Relative normalized mRNA expression of fatty acid metabolic genes regulated by tart cherry (TC). (a) Expression of fatty acid synthase (FASN), (b) peroxisome proliferator-activated receptor alpha (PPARα) in epididymal adipose tissue of TC fed rats. * p < 0.05, control vs. tart cherry (TC), (n = 11/group), and (c) expression of FASN, (d) PPARα in TC treated 3T3-L1 adipocytes. a, b different letters are significantly different, p < 0.05, three independent experiments.

Figure 8

Relative normalized mRNA expression of anti-oxidant genes regulated by tart cherry (TC). (a) Expression of nuclear factor erythroid-derived 2-related factor-2 (NRF2) in epididymal adipose tissue of TC fed rats. * p < 0.05, control vs. tart cherry (TC), (n = 11/group) and the expression of (b) nuclear factor erythroid-derived 2-related factor-1 (NRF1), (c) NRF2, and (d) nuclear factor erythroid-derived 2-related factor-3 (NRF3) in TC treated 3T3-L1 adipocytes. a, b different letters are significantly different, p < 0.05, three independent experiments.

Figure 9

Proposed model for inhibition of adipose tissue inflammation by tart cherry.
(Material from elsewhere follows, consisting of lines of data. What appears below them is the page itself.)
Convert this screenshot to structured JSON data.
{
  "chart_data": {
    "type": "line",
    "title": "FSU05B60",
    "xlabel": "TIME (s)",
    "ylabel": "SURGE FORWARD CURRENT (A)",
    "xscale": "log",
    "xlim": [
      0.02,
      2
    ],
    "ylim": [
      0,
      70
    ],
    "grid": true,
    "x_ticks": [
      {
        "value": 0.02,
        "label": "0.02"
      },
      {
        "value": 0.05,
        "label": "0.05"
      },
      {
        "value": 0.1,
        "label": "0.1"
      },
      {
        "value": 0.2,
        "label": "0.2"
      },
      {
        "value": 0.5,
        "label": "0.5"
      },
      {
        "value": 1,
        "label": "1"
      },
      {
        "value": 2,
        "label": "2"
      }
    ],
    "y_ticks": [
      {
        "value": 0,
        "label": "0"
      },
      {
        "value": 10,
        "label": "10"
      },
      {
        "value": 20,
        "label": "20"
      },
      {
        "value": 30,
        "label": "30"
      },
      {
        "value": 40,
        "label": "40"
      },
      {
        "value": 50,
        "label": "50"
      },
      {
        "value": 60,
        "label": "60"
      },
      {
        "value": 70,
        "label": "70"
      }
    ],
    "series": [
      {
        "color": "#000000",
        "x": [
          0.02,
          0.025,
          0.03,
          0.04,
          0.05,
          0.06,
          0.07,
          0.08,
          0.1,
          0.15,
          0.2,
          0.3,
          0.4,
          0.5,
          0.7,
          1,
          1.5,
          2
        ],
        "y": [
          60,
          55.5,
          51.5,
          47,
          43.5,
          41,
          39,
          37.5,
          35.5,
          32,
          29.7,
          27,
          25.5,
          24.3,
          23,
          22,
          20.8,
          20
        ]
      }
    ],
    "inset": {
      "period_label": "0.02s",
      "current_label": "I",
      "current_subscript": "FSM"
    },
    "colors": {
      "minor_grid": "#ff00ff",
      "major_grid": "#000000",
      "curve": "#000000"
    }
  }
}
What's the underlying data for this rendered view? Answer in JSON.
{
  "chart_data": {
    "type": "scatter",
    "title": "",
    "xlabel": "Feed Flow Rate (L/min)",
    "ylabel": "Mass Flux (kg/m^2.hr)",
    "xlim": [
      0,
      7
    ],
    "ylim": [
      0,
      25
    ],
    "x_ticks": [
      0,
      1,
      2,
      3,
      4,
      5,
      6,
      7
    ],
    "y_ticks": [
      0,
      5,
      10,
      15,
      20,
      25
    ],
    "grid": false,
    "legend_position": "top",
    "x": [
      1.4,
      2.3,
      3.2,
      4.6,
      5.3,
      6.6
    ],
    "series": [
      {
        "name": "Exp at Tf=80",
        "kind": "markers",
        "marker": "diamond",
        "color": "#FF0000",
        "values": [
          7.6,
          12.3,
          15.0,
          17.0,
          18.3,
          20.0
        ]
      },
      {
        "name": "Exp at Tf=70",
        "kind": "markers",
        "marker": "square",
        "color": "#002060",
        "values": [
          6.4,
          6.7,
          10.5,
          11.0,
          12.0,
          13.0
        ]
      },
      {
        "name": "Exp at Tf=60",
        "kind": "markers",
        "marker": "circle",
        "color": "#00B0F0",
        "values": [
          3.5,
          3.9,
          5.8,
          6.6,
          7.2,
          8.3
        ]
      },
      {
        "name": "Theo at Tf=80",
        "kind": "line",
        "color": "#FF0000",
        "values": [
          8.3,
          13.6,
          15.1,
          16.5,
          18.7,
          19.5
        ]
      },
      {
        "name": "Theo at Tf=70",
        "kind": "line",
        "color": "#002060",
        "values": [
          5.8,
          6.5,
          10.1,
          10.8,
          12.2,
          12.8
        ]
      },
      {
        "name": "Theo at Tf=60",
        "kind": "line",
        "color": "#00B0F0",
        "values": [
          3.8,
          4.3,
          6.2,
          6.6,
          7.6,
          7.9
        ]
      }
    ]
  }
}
Tart cherry inhibits the NF-κB pathway and production of Pro-inflammatory markers in adipose tissue, namely CD-11b (M1 macrophage marker), inducible nitric oxide synthase (iNOS) (M1), tumor necrosis factor alpha (TNFα), monocyte chemoattractant protein 1 (MCP-1), interleukin-6 (IL-6), and interleukin-1beta (IL-1β) and increases the production of type-1 arginase (Arg-1) anti-inflammatory M2 marker. Moreover, tart cherry reduces the expression of fatty acid synthase (FASN) and increases the fatty acid beta oxidation (PPARα) and the expression of anti-oxidant markers, nuclear factor erythroid-derived 2-related factor-1 (NRF1), nuclear factor erythroid-derived 2-related factor-2 (NRF2), and nuclear factor erythroid-derived 2-related factor-3 (NRF3), which indirectly inhibit the inflammatory NF-κB pathway in adipose tissue.